BMO Survey Reveals Negative Impact from Youth Moving Away from the Family Farm

By , Farms.com

The negative impact of youth moving away from the family farm is felt whether you live in the city or in the country. The Bank of Montreal released a new report today revealing that Canadians feel that there is a significant negative social-economic impact on the family farm as a result of the disturbing trend of rural youth leaving the farm and moving into urban centers. The survey asked Canadians what they feel are the challenges facing farm operators today.

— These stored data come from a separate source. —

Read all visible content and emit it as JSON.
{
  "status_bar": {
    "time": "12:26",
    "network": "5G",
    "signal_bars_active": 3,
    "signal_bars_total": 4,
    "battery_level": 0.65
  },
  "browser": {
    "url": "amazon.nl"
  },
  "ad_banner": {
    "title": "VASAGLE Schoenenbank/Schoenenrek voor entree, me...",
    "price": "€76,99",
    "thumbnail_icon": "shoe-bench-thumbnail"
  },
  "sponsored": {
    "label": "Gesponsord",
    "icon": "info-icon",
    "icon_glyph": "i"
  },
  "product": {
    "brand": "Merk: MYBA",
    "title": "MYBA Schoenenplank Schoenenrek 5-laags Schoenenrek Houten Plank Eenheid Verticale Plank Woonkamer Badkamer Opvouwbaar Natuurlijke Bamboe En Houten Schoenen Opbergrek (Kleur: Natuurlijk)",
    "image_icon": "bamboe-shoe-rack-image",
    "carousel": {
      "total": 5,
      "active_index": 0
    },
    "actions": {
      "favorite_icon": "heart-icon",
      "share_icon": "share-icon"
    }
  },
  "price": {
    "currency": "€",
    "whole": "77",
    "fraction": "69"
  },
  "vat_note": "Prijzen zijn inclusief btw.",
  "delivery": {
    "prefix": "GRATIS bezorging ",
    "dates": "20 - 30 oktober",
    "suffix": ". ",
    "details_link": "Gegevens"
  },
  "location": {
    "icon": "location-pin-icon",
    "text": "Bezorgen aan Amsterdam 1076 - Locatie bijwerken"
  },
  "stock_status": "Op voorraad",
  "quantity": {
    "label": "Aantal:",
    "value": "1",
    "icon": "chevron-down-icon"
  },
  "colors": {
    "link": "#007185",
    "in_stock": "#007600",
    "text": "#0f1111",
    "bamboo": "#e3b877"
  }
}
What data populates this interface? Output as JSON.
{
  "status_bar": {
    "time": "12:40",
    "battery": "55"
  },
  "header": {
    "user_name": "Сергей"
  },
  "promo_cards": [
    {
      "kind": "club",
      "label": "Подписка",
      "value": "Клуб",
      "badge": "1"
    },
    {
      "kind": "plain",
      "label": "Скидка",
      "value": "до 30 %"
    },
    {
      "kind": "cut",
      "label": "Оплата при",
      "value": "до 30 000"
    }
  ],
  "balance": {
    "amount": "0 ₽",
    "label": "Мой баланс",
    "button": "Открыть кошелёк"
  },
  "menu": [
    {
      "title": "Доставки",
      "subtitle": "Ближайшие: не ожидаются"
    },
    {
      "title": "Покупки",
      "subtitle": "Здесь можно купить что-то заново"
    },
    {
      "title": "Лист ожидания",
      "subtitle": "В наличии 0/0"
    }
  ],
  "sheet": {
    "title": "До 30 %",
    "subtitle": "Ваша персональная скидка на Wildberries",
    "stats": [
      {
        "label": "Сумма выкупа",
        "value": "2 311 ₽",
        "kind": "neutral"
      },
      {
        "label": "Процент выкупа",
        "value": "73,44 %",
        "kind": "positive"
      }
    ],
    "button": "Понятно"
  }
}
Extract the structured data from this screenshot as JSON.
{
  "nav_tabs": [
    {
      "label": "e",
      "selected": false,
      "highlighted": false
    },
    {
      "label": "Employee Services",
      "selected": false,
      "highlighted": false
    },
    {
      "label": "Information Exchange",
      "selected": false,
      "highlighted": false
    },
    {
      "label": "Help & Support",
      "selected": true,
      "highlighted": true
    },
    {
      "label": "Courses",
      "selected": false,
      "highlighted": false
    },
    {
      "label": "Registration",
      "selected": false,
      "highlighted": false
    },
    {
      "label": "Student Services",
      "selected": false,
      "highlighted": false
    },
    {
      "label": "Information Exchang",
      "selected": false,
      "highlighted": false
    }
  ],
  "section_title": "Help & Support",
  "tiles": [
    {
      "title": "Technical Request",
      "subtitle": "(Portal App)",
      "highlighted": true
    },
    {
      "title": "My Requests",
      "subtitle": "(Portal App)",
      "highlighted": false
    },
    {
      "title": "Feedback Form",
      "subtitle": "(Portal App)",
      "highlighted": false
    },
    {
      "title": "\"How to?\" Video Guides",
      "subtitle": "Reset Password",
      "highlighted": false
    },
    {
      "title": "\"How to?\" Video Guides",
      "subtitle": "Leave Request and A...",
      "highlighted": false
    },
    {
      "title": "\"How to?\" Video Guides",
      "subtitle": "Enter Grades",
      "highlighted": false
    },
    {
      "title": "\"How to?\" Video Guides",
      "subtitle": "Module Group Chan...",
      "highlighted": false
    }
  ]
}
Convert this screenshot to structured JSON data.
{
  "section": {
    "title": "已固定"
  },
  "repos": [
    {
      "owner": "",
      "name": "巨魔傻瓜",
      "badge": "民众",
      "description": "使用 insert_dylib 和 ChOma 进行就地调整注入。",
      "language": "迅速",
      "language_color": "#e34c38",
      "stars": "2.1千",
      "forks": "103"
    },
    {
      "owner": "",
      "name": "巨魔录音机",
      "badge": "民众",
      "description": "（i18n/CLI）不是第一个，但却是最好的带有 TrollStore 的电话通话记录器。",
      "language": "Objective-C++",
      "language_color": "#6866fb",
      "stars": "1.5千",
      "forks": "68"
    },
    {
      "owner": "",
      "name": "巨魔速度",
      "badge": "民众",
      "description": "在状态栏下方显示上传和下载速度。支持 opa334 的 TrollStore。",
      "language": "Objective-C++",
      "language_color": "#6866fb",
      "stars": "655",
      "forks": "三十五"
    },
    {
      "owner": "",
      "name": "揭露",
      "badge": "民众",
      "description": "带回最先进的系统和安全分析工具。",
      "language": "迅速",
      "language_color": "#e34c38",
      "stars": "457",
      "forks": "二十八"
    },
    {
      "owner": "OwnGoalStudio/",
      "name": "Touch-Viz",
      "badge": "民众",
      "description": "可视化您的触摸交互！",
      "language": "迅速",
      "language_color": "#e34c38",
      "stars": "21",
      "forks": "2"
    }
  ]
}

The survey revealed the following:

• Family farms: 62 per cent saw a negative impact on family farms

• Transfer of Knowledge: 61 per cent believe the migration impacts the ability of farmers to transfer knowledge to the next generation

• Rural Way of Life: 55 per cent believe the move of young people from rural to urban areas has a negative impact on the 'rural way of life'

One would think that this impact would be expressed higher in the rural areas but the study found that the concerns were expressed equally among the rural and urban respondents. The ripple effect of this trend translates into dwindling numbers of young agriculture producers carrying on the tradition of farming. This is problematic as it continues to widen the gap between rural and urban centers leaving a burden on the food system. The survey also reflects similar trends from Statistics Canada’s findings that the total percentage of farmers declined from 9.1 per cent in 2006 to 8.2 per cent last year under the age of 35.

"It is easy enough to take agriculture for granted when you have a grocery store full of food, but to sustain this, we need young people in agriculture. A main area of focus for the Canadian Federation of Agriculture is intergenerational transfers and building long-term profitability into farming operations," said CFA President Ron Bonnett.


Agriculture is unique in the sense that it’s the only industry that touches everyone’s life. This study brings to light an issue that the sector will need to address in order to save the family farm while meeting the demands to produce food for a growing global population.